Semiautomated 4D flow MRI analysis demonstrated good reproducibility and detected significant differences in descending aorta peak velocities between congenital and tricuspid aortic valves (P=0.014).
Observational (n=20)
Does a semiautomated workflow for aortic 4-dimensional flow MRI accurately detect hemodynamic differences in patients with aortic dilatation compared to manual segmentation?
A semiautomated workflow for 4D flow MRI analysis of aortic hemodynamics offers good reproducibility and accuracy with reduced analysis time compared to manual segmentation.
p-value: p=0.014
OBJECTIVE: The aim of this study was to systematically investigate a newly developed semiautomated workflow for the analysis of aortic 4-dimensional flow MRI and its ability to detect hemodynamic differences in patients with congenitally altered aortic valve (bicuspid or quadricuspid valves) compared with tricuspid aortic valves. METHODS: Four-dimensional flow MRI data were acquired in 20 patients with aortic dilatation (9 tricuspid aortic valves, 11 congenitally altered aortic valves). A semiautomated workflow was evaluated regarding interobserver variability, accuracy of net flow, regurgitant fraction and peak systolic velocity, and the ability to detect differences between cohorts. Results were compared with manual segmentation of vessel contours. RESULTS: Despite the significantly reduced analysis time, a good interobserver agreement was found for net flow and peak systolic velocity, and a moderate agreement was found for regurgitation. Significant differences in peak velocities in the descending aorta (P = 0.014) could be detected. CONCLUSIONS: Four-dimensional flow MRI-based semiautomated analysis of aortic hemodynamics can be performed with good reproducibility and accuracy.
Schnell et al. (Wed,) conducted a observational in Aortic dilatation with congenital or tricuspid aortic valves (n=20).

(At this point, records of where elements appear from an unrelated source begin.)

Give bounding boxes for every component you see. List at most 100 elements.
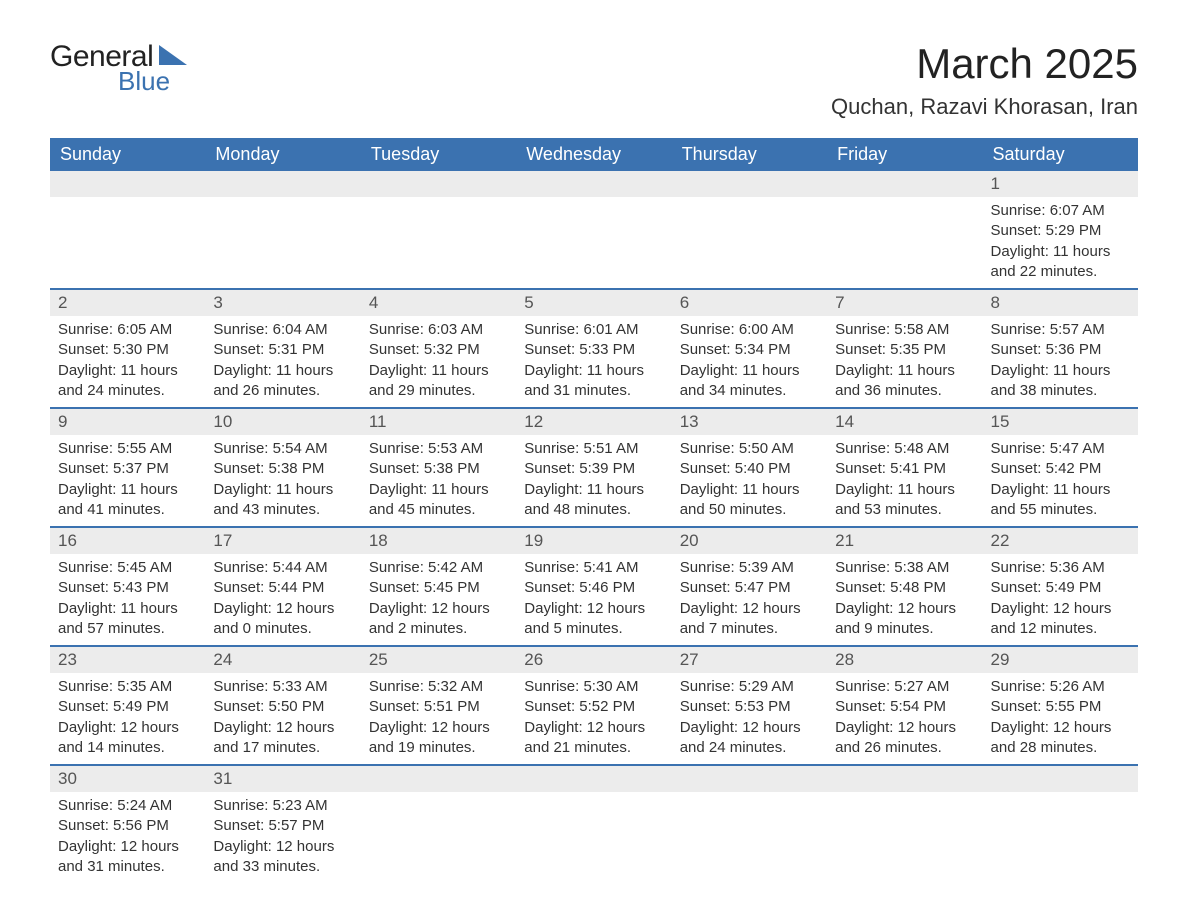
sunrise-line: Sunrise: 5:27 AM: [835, 677, 974, 697]
daylight-line: and 24 minutes.: [680, 738, 819, 758]
sunset-line: Sunset: 5:45 PM: [369, 578, 508, 598]
weekday-header: Tuesday: [361, 138, 516, 171]
calendar-week-row: 23Sunrise: 5:35 AMSunset: 5:49 PMDayligh…: [50, 646, 1138, 765]
calendar-cell: 11Sunrise: 5:53 AMSunset: 5:38 PMDayligh…: [361, 408, 516, 527]
sunset-line: Sunset: 5:55 PM: [991, 697, 1130, 717]
daylight-line: Daylight: 11 hours: [835, 480, 974, 500]
brand-triangle-icon: [159, 45, 187, 65]
calendar-cell: 12Sunrise: 5:51 AMSunset: 5:39 PMDayligh…: [516, 408, 671, 527]
sunrise-line: Sunrise: 5:29 AM: [680, 677, 819, 697]
calendar-table: Sunday Monday Tuesday Wednesday Thursday…: [50, 138, 1138, 883]
day-number: 21: [827, 528, 982, 554]
calendar-cell: [672, 171, 827, 289]
sunrise-line: Sunrise: 5:33 AM: [213, 677, 352, 697]
daylight-line: and 31 minutes.: [58, 857, 197, 877]
daylight-line: Daylight: 12 hours: [680, 718, 819, 738]
day-details: Sunrise: 5:42 AMSunset: 5:45 PMDaylight:…: [361, 554, 516, 645]
daylight-line: and 53 minutes.: [835, 500, 974, 520]
daylight-line: Daylight: 12 hours: [369, 718, 508, 738]
day-details: Sunrise: 6:01 AMSunset: 5:33 PMDaylight:…: [516, 316, 671, 407]
calendar-week-row: 1Sunrise: 6:07 AMSunset: 5:29 PMDaylight…: [50, 171, 1138, 289]
daylight-line: Daylight: 12 hours: [991, 599, 1130, 619]
location-subtitle: Quchan, Razavi Khorasan, Iran: [831, 94, 1138, 120]
day-number: [361, 171, 516, 197]
calendar-cell: [827, 171, 982, 289]
day-number: 16: [50, 528, 205, 554]
daylight-line: Daylight: 11 hours: [213, 361, 352, 381]
calendar-cell: 4Sunrise: 6:03 AMSunset: 5:32 PMDaylight…: [361, 289, 516, 408]
daylight-line: Daylight: 12 hours: [213, 718, 352, 738]
day-number: 5: [516, 290, 671, 316]
day-details: Sunrise: 5:47 AMSunset: 5:42 PMDaylight:…: [983, 435, 1138, 526]
daylight-line: and 57 minutes.: [58, 619, 197, 639]
daylight-line: and 9 minutes.: [835, 619, 974, 639]
daylight-line: and 12 minutes.: [991, 619, 1130, 639]
calendar-header-row: Sunday Monday Tuesday Wednesday Thursday…: [50, 138, 1138, 171]
sunset-line: Sunset: 5:30 PM: [58, 340, 197, 360]
day-number: 13: [672, 409, 827, 435]
daylight-line: Daylight: 12 hours: [991, 718, 1130, 738]
sunrise-line: Sunrise: 5:51 AM: [524, 439, 663, 459]
day-number: 28: [827, 647, 982, 673]
calendar-week-row: 2Sunrise: 6:05 AMSunset: 5:30 PMDaylight…: [50, 289, 1138, 408]
sunrise-line: Sunrise: 5:41 AM: [524, 558, 663, 578]
day-details: Sunrise: 6:03 AMSunset: 5:32 PMDaylight:…: [361, 316, 516, 407]
sunrise-line: Sunrise: 5:35 AM: [58, 677, 197, 697]
sunset-line: Sunset: 5:32 PM: [369, 340, 508, 360]
sunrise-line: Sunrise: 5:53 AM: [369, 439, 508, 459]
title-block: March 2025 Quchan, Razavi Khorasan, Iran: [831, 40, 1138, 120]
daylight-line: Daylight: 12 hours: [213, 599, 352, 619]
calendar-cell: 9Sunrise: 5:55 AMSunset: 5:37 PMDaylight…: [50, 408, 205, 527]
daylight-line: Daylight: 12 hours: [58, 718, 197, 738]
sunset-line: Sunset: 5:42 PM: [991, 459, 1130, 479]
daylight-line: and 55 minutes.: [991, 500, 1130, 520]
sunrise-line: Sunrise: 5:50 AM: [680, 439, 819, 459]
daylight-line: and 5 minutes.: [524, 619, 663, 639]
day-number: [983, 766, 1138, 792]
day-details: Sunrise: 5:55 AMSunset: 5:37 PMDaylight:…: [50, 435, 205, 526]
calendar-cell: 2Sunrise: 6:05 AMSunset: 5:30 PMDaylight…: [50, 289, 205, 408]
weekday-header: Friday: [827, 138, 982, 171]
daylight-line: Daylight: 11 hours: [991, 242, 1130, 262]
day-details: Sunrise: 5:57 AMSunset: 5:36 PMDaylight:…: [983, 316, 1138, 407]
daylight-line: and 2 minutes.: [369, 619, 508, 639]
calendar-cell: 10Sunrise: 5:54 AMSunset: 5:38 PMDayligh…: [205, 408, 360, 527]
calendar-cell: 21Sunrise: 5:38 AMSunset: 5:48 PMDayligh…: [827, 527, 982, 646]
calendar-cell: 3Sunrise: 6:04 AMSunset: 5:31 PMDaylight…: [205, 289, 360, 408]
sunset-line: Sunset: 5:52 PM: [524, 697, 663, 717]
calendar-cell: 23Sunrise: 5:35 AMSunset: 5:49 PMDayligh…: [50, 646, 205, 765]
day-details: Sunrise: 6:04 AMSunset: 5:31 PMDaylight:…: [205, 316, 360, 407]
sunset-line: Sunset: 5:31 PM: [213, 340, 352, 360]
day-number: 27: [672, 647, 827, 673]
daylight-line: and 36 minutes.: [835, 381, 974, 401]
header-bar: General Blue March 2025 Quchan, Razavi K…: [50, 40, 1138, 120]
brand-logo: General Blue: [50, 40, 187, 97]
sunrise-line: Sunrise: 6:01 AM: [524, 320, 663, 340]
calendar-cell: 20Sunrise: 5:39 AMSunset: 5:47 PMDayligh…: [672, 527, 827, 646]
sunset-line: Sunset: 5:34 PM: [680, 340, 819, 360]
day-number: 2: [50, 290, 205, 316]
day-details: [827, 792, 982, 880]
calendar-cell: 31Sunrise: 5:23 AMSunset: 5:57 PMDayligh…: [205, 765, 360, 883]
daylight-line: Daylight: 12 hours: [835, 599, 974, 619]
sunrise-line: Sunrise: 5:39 AM: [680, 558, 819, 578]
daylight-line: and 45 minutes.: [369, 500, 508, 520]
day-details: Sunrise: 5:29 AMSunset: 5:53 PMDaylight:…: [672, 673, 827, 764]
day-details: Sunrise: 5:53 AMSunset: 5:38 PMDaylight:…: [361, 435, 516, 526]
sunset-line: Sunset: 5:35 PM: [835, 340, 974, 360]
calendar-cell: 5Sunrise: 6:01 AMSunset: 5:33 PMDaylight…: [516, 289, 671, 408]
sunrise-line: Sunrise: 5:42 AM: [369, 558, 508, 578]
daylight-line: and 17 minutes.: [213, 738, 352, 758]
sunset-line: Sunset: 5:49 PM: [991, 578, 1130, 598]
day-details: Sunrise: 5:51 AMSunset: 5:39 PMDaylight:…: [516, 435, 671, 526]
day-number: [827, 766, 982, 792]
daylight-line: and 48 minutes.: [524, 500, 663, 520]
daylight-line: Daylight: 11 hours: [680, 361, 819, 381]
day-details: [827, 197, 982, 285]
sunset-line: Sunset: 5:43 PM: [58, 578, 197, 598]
day-number: 1: [983, 171, 1138, 197]
day-number: 8: [983, 290, 1138, 316]
day-number: 23: [50, 647, 205, 673]
calendar-cell: 14Sunrise: 5:48 AMSunset: 5:41 PMDayligh…: [827, 408, 982, 527]
day-number: [516, 171, 671, 197]
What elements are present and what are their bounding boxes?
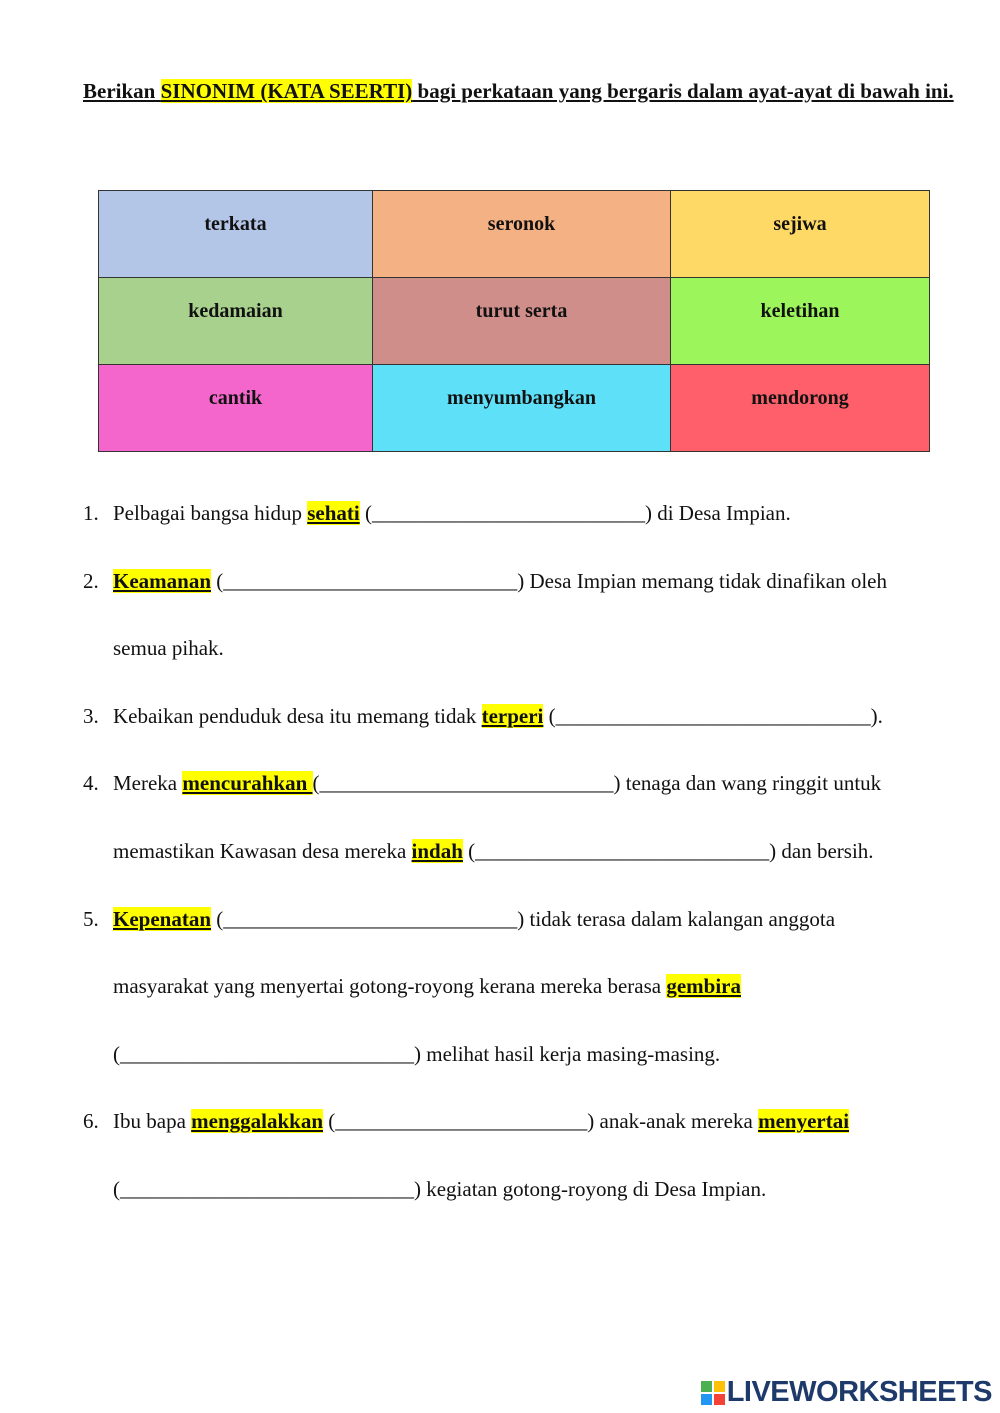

Semiautomated 4D flow MRI analysis vs. Manual segmentation and tricuspid aortic valves was evaluated on Interobserver variability, accuracy of hemodynamic parameters, and detection of cohort differences (p=0.014). Semiautomated 4D flow MRI analysis demonstrated good reproducibility and detected significant differences in descending aorta peak velocities between congenital and tricuspid aortic valves (P=0.014).